Among my many loves (Demon’s Souls, Half-Life 2, Total Annihilation, Mass Effect) stand two games I just can’t get enough of: Fallout 3 and Fallout: New Vegas. I must say that I was surprised how my religion was featured in the most recent Fallout I played.

I had never heard of Fallout until 2010 when I noticed my friend’s little brother had logged over 125 hours in Fallout 3 on his Steam account. Intrigued, I rented Fallout 3 and was instantly hooked in that rare and wonderful way that happens when you experience something truly new and wholly captivating. I ploughed through it on my PS3. I would get up at 5am to play before the kids woke up and the work day started, logging some 40 hours in the 10 or so days it took me to complete the main story. When I returned the game I was dogged by how many locations and quests I had to leave unexplored and unfulfilled due to my limited rental window.

After building a gaming desktop for my birthday and getting both New Vegas and Fallout 3: GOTY on the Steam Summer Sale, I knew I was in for a pair of very special treats. I have since logged over 200 hours in Fallout 3 and another 130 in Fallout: New Vegas.

Mormons of the Wasteland

As a Mormon, I am much more accustomed to seeing my religion portrayed in unflattering and even disrespectful ways in entertainment media (“Fort Joe Smith” in Starship Troopers comes to mind, as does The Book of Mormon Broadway musical and HBO’s Big Love series) than to seeing any positive or deferential representations. Hence, when I came across The Old Mormon Fort outside New Vegas it naturally piqued my curiosity as to how it would be featured. Would the game’s developers at Obsidian take the well-worn road of clichéd irony by making The Old Mormon Fort some den of hypocritical debauchery or zealous extremism, or would they do something different?

I wasn’t expecting anything necessarily pro-religion, let alone reverent. This is a Fallout game, after all.


Picture: via DesertUSA.com; screenshot by the author.

I was nevertheless surprised and impressed by what I found inside The Old Mormon Fort: a struggling but hopeful sanctuary for the lost and ill-fated souls of the Mojave wasteland. I found a people whose purpose very much in harmony with the aspirations of Mormonism and Christianity generally. (For those who may have heard otherwise, we Mormons worship Jesus Christ and consider ourselves Christians.) While Mormons weren’t the ones running the show — it was the Followers of the Apocalypse who had set up shop there — their noble goals and purpose, connected as they were (at least nominally) to the Mormons, gave me a strong feeling of appreciation. They intrigued me.

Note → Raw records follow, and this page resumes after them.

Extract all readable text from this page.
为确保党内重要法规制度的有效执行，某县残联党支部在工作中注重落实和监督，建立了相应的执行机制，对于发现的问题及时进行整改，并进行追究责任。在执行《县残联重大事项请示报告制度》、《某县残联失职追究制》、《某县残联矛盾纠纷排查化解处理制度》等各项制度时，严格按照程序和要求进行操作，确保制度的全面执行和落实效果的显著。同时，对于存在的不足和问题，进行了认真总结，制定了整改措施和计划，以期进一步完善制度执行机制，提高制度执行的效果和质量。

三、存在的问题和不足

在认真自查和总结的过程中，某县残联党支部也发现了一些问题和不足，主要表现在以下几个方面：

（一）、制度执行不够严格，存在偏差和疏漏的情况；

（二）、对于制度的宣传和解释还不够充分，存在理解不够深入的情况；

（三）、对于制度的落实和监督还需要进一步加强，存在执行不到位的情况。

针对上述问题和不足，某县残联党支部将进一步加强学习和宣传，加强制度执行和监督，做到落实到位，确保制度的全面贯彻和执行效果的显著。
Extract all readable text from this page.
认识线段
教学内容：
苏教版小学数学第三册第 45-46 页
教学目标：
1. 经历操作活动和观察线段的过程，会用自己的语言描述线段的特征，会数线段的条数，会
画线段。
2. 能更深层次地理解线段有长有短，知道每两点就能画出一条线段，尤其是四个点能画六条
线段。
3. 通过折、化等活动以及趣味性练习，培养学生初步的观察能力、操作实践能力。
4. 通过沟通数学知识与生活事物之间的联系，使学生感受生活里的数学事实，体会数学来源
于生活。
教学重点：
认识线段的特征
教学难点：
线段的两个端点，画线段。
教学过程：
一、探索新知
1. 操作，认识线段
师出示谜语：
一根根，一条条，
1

I wanted to find out if there were more Mormon references in the Fallout universe, and were they as curiously sympathetic and respectful as this? Thanks to the exceptional collection of Fallout resources at falloutwiki.com — including numerous leaked documents from the pre-Obsidian studio Black Isle’s cancelled alternate Fallout 3 project in which the Mormons of Vault 70 were going to figure rather prominently — I have been able to analyse Obsidian’s Fallout Mormons from the perspective of a lifelong member, and am pleased to share what I found.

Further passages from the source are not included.